Mitt Romney's campaign team claimed yesterday that election wins in six out of 10 US states on "Super Tuesday" mean none of his rivals for the Republican presidential nomination can beat him.
But the propaganda blast, made in memos, briefings to reporters and TV appearances, was countered by hand-wringing from the conservative wing of the party. Critics asked why Mr Romney did not perform more convincingly, losing three states to Rick Santorum and one to Newt Gingrich.
It was Mr Romney's narrow win in the key state of Ohio that sparked the most debate. While a loss there would been far more serious, the fact that he found himself eking out a 1 per cent poll margin over Mr Santorum after outspending him by at least four-to-one raised familiar questions about his candidacy. Why does he seem unable to seal the deal? Where was the knockout punch?

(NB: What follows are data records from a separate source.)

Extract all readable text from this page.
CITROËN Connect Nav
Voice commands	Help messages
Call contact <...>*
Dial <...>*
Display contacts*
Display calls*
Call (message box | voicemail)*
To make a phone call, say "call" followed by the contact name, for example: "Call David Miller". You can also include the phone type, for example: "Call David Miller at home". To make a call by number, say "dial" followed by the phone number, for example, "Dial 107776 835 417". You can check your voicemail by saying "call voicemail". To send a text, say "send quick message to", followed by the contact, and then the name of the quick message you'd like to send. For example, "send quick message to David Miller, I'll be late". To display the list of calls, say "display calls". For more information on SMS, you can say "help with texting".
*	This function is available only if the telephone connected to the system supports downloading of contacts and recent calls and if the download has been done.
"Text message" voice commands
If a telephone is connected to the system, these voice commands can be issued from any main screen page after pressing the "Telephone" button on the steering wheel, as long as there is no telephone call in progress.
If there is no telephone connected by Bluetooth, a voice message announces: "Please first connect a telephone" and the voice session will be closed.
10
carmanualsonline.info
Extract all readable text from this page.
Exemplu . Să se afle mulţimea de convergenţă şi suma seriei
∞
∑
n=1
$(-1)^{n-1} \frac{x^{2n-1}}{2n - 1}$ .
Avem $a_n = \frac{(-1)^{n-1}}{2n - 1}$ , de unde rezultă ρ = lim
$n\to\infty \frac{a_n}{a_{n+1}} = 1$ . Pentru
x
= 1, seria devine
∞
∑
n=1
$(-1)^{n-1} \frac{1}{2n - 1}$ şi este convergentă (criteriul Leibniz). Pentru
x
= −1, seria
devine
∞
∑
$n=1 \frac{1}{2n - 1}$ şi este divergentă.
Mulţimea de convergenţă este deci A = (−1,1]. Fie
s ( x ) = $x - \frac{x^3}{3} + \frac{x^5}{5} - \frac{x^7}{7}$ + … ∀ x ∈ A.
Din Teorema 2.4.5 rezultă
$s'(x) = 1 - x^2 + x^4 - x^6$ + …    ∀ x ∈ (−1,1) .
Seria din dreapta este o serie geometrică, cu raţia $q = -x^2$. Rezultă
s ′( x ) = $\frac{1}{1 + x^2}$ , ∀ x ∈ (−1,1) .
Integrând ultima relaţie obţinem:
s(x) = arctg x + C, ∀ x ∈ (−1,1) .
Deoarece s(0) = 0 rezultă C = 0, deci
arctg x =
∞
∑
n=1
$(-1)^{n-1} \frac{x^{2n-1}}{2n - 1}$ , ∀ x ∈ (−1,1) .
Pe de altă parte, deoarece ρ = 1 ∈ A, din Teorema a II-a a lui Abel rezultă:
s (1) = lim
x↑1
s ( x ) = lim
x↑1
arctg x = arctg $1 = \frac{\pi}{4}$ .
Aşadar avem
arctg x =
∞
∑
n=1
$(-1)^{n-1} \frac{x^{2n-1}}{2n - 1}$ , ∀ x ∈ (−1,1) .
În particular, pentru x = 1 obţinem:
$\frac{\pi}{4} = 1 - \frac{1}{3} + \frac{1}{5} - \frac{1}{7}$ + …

"He may have the math[s] but he has lost the momentum," said Robert Zimmerman, of the opposition Democratic Party's national committee.
Dan Schnur, a Republican, said: "The good news for Romney is that he is still the front-runner. The bad news is that the doubts about his candidacy are only going to grow stronger."
If there was urgency in Camp Romney's messages it was also because the next stretch looks rocky. Caucus voting in Kansas on Saturday, followed by contests in Alabama and Mississippi next week, offer fresh openings for Mr Santorum, who is calling himself the only viable alternative to Mr Romney. Illinois, voting on 20 March, is also a state where Mr Romney might trip up.
Mr Romney, pictured, now leads the field with 415 delegates committed to backing him at the national Republican convention in August. A candidate needs 1,144 delegates to win the party's nomination and go on to challenge Barack Obama in November's election. Mr Santorum has 176 delegates, Newt Gingrich has 105 and Ron Paul has 47.